1.1. Your Role at the Intergalactic Hypothetical Hospital (IHH)

About. The IHH is a research and teaching hospital located in the far corner of the universe. It serves a large number of intergalactic beings in the area. Like many modern hospitals, it collects large amounts of data about its patients (with their consent, of course), with the goal of leveraging this data to improve patient care. Unfortunately, doctors are incredibly busy focusing on the patients; when a new patient arrives, they don’t have time to inform their care based on the data they have. That is, they don’t have time to comb through all previously collected data, find similar patients, and determine how care for previous patients informs care for new patients. Moreover, they don’t have time to look at population-level trends or use data to research new treatment methods.

The Machine Learning (ML) Team. As a result, the IHH has created a new ML team—the first of its kind! And they have hired you to join them. The goal of the team is to assist IHH researchers and clinicians in:

• Answering scientific questions, like better understanding the course of certain diseases.

• Develop predictive models to identify patients at risk of certain diseases.
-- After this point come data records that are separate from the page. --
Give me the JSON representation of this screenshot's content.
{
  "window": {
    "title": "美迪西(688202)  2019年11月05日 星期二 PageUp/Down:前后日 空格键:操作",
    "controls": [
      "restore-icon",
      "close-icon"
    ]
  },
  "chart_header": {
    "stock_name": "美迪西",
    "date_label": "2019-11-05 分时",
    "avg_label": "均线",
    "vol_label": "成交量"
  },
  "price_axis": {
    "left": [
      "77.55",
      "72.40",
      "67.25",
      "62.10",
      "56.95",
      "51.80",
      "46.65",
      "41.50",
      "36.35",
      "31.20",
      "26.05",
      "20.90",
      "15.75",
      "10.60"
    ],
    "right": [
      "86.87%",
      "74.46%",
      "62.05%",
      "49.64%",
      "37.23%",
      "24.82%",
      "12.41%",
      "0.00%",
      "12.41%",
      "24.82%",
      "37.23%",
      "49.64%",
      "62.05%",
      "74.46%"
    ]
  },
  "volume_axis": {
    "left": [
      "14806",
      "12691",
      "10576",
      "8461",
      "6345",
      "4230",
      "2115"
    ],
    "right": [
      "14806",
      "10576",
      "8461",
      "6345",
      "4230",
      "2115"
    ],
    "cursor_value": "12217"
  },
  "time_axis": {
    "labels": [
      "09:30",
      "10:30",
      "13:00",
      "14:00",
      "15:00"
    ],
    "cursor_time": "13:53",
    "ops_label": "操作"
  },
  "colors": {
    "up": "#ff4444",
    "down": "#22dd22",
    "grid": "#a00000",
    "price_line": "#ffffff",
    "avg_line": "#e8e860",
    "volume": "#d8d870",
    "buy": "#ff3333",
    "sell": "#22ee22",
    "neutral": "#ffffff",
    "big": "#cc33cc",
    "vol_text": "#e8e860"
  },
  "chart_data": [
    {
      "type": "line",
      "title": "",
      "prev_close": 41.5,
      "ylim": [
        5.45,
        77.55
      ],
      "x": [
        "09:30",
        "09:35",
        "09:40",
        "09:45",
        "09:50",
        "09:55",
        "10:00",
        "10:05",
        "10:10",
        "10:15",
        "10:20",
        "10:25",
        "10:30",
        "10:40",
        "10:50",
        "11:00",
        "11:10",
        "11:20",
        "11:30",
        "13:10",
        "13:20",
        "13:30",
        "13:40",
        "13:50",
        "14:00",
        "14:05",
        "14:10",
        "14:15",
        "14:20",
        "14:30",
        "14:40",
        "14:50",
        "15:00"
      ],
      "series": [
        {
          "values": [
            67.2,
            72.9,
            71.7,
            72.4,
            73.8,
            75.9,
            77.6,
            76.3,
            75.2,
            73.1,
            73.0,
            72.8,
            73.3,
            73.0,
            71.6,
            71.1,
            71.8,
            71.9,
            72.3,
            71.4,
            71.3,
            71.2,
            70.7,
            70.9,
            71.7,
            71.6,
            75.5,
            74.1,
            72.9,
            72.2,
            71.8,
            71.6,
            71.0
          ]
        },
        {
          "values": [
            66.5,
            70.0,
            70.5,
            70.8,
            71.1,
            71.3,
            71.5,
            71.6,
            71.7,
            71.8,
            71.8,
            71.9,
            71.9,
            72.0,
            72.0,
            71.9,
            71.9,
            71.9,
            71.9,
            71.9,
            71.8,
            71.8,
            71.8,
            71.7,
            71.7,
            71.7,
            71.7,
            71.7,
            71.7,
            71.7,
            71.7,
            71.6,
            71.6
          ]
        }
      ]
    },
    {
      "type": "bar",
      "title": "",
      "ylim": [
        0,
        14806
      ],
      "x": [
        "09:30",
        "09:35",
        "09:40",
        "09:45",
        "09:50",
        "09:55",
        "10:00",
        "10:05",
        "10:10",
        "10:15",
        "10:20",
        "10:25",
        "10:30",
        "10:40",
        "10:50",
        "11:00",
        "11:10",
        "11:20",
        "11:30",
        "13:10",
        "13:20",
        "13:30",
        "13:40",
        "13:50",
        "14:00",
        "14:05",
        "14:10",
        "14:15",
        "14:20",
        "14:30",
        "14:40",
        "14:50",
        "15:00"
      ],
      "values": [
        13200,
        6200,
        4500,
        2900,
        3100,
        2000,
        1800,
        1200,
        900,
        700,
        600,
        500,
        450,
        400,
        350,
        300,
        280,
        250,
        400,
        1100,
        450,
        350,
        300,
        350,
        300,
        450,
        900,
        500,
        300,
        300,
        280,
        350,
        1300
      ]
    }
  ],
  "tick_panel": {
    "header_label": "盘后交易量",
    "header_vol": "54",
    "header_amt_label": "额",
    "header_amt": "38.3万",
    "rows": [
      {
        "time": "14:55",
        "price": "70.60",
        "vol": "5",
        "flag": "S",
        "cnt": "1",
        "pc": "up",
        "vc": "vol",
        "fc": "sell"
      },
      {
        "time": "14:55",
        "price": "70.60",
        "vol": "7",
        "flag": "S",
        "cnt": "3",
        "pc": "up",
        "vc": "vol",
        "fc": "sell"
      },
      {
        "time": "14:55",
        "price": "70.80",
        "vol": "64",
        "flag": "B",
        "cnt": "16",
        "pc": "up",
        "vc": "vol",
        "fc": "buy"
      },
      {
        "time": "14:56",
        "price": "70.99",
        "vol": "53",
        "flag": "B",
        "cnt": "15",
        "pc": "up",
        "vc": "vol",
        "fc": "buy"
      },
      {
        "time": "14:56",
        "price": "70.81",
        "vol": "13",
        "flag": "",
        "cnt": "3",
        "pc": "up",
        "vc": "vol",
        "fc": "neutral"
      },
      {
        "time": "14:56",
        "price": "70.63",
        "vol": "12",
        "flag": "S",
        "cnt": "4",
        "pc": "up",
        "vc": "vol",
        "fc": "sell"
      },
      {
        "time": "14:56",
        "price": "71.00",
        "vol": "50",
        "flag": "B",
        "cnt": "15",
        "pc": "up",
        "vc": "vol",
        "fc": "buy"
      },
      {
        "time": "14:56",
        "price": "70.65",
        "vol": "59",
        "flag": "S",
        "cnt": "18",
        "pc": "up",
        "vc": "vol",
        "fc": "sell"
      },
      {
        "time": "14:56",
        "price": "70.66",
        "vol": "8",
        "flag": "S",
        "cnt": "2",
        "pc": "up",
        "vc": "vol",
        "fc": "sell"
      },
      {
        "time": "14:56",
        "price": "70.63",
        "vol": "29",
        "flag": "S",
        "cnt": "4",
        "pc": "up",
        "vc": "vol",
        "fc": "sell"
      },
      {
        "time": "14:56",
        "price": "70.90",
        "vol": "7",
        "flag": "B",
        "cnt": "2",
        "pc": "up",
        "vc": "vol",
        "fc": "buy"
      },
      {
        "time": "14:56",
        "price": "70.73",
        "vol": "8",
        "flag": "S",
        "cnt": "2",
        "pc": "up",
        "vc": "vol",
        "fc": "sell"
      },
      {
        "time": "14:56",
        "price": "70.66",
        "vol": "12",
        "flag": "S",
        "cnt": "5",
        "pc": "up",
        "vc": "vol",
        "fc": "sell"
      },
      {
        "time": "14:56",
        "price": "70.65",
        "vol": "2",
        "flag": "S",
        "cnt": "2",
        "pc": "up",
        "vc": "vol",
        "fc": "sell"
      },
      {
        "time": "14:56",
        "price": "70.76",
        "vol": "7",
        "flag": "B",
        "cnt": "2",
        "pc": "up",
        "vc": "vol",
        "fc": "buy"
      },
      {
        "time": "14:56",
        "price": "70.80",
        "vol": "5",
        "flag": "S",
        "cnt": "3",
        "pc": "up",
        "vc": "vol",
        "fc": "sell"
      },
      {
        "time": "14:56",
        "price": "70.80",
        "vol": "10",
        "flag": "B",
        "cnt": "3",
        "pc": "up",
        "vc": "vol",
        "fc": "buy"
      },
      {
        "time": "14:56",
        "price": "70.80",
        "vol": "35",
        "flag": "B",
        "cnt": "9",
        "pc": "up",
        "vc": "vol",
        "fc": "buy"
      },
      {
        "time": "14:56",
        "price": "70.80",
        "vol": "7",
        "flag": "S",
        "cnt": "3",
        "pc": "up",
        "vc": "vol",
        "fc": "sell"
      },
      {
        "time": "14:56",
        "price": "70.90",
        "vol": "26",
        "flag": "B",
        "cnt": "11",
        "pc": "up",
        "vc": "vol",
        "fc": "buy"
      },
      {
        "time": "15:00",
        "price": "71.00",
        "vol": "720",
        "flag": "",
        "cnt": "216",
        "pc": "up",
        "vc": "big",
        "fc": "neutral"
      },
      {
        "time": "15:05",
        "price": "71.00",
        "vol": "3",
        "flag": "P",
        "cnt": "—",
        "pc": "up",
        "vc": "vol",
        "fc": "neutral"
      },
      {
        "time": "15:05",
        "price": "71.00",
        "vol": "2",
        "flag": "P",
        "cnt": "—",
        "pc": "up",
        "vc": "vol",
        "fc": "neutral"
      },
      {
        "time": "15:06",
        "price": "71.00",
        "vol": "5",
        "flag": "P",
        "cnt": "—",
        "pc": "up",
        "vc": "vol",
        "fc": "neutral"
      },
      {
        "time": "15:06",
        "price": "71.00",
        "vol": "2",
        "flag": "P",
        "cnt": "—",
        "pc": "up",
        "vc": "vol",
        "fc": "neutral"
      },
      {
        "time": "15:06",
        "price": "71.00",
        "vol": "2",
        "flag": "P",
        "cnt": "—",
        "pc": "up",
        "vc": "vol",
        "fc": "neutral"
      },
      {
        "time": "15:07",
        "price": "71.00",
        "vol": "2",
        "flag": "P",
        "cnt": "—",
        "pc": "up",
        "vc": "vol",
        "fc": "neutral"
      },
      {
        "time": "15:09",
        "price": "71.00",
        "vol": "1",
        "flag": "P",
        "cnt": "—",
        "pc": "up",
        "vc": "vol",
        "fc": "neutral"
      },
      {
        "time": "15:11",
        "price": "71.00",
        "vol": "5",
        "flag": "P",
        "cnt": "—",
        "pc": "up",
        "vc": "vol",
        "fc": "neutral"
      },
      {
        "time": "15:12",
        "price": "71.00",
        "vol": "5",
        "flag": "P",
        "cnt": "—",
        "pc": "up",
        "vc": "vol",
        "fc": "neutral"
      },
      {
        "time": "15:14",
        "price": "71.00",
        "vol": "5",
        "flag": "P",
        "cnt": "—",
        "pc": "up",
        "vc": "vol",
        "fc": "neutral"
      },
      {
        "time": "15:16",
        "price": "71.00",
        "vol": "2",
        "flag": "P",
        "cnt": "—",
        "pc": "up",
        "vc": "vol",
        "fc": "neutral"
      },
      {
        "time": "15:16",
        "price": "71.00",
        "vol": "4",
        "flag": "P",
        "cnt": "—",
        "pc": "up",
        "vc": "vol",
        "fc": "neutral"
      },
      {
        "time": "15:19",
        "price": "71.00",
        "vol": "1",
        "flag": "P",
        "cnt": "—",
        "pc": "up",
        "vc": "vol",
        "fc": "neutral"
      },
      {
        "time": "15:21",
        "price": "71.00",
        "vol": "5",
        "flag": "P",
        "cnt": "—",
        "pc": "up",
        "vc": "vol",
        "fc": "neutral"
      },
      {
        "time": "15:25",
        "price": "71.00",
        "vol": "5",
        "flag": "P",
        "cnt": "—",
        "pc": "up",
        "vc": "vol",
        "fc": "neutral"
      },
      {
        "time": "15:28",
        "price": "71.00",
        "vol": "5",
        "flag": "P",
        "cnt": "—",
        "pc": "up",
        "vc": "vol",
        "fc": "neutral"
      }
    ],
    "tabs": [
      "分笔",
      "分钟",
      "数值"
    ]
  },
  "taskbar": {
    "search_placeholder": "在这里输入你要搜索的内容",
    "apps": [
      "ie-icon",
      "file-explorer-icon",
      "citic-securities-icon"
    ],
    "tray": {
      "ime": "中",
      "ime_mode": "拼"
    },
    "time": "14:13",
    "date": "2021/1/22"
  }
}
The challenges they encounter in their data are unique, so as a result, you may have to develop new ML methods to address their unique problems.

What is ML? Broadly speaking, ML is a paradigm of Artificial Intelligence (AI) that allows a computer to learn patterns from examples. In contrast, traditionally AI focused more on algorithmic/case-based reasoning. Now, the two terms are used more interchangeably. Nonetheless, let’s illustrate the difference.

• AI via algorithmic/case-based reasoning. This paradigm is typically applied to problems where we have a good understanding of the mechanics. For example, suppose you wanted to play a game of tic-tac-toe against your computer. You can enumerate all possible courses of the game. You can program the computer to look at all possible future courses, and only choose ones in which it will win/tie.

• AI via extracting patterns from examples (i.e., ML). This paradigm is typically applied to problems in which we don’t have as good of an understanding—problems for which we cannot write down if-else rules, telling the computer what to do. In these cases, it’s easier to provide the computer with examples—inputs and outputs—and have the computer “figure out” how to map the inputs to the outputs. As in the case of the IHH, imagine you are testing the effect of a new medication. You want to predict a patient’s blood pressure as a function of the medication’s dose. It would be hard for you to write down precise rules (e.g. if dose is \(x\), then blood pressure is \(y\)), since the biology underlying the medication is complicated, and influenced by each patient’s specific physiology (i.e. each patient reacts differently to the medication).

Your Role. Your role at the IHH requires you to consider three aspects of ML method application and development:

1. Safety. Patient safety is everything. As such, the ML methods you develop must be accurate; an incorrect prediction may cause patients harm. Moreover, in cases where it’s not possible to make accurate predictions, your ML methods must indicate to its users the limits of their knowledge (i.e. they must quantify uncertainty). For example, if a patient arrives at the IHH whose profile is different than all previous patients your ML method has seen, it should flag it for careful clinician screening.

2. Validity. The models you develop must be scientifically plausible; otherwise, IHH clinicians won’t be able to use them to advance clinical science.

3. Ethics. Whenever computerized systems interact with humans, we have to proactively think of ethical challenges we will face; for example, what if our ML methods are less accurate for one group of patients? When things go wrong, who is held responsible?

How can we address these challenges? You will use a specific paradigm of ML—the probabilistic perspective. This perspective provides us with tools to begin thinking about these questions.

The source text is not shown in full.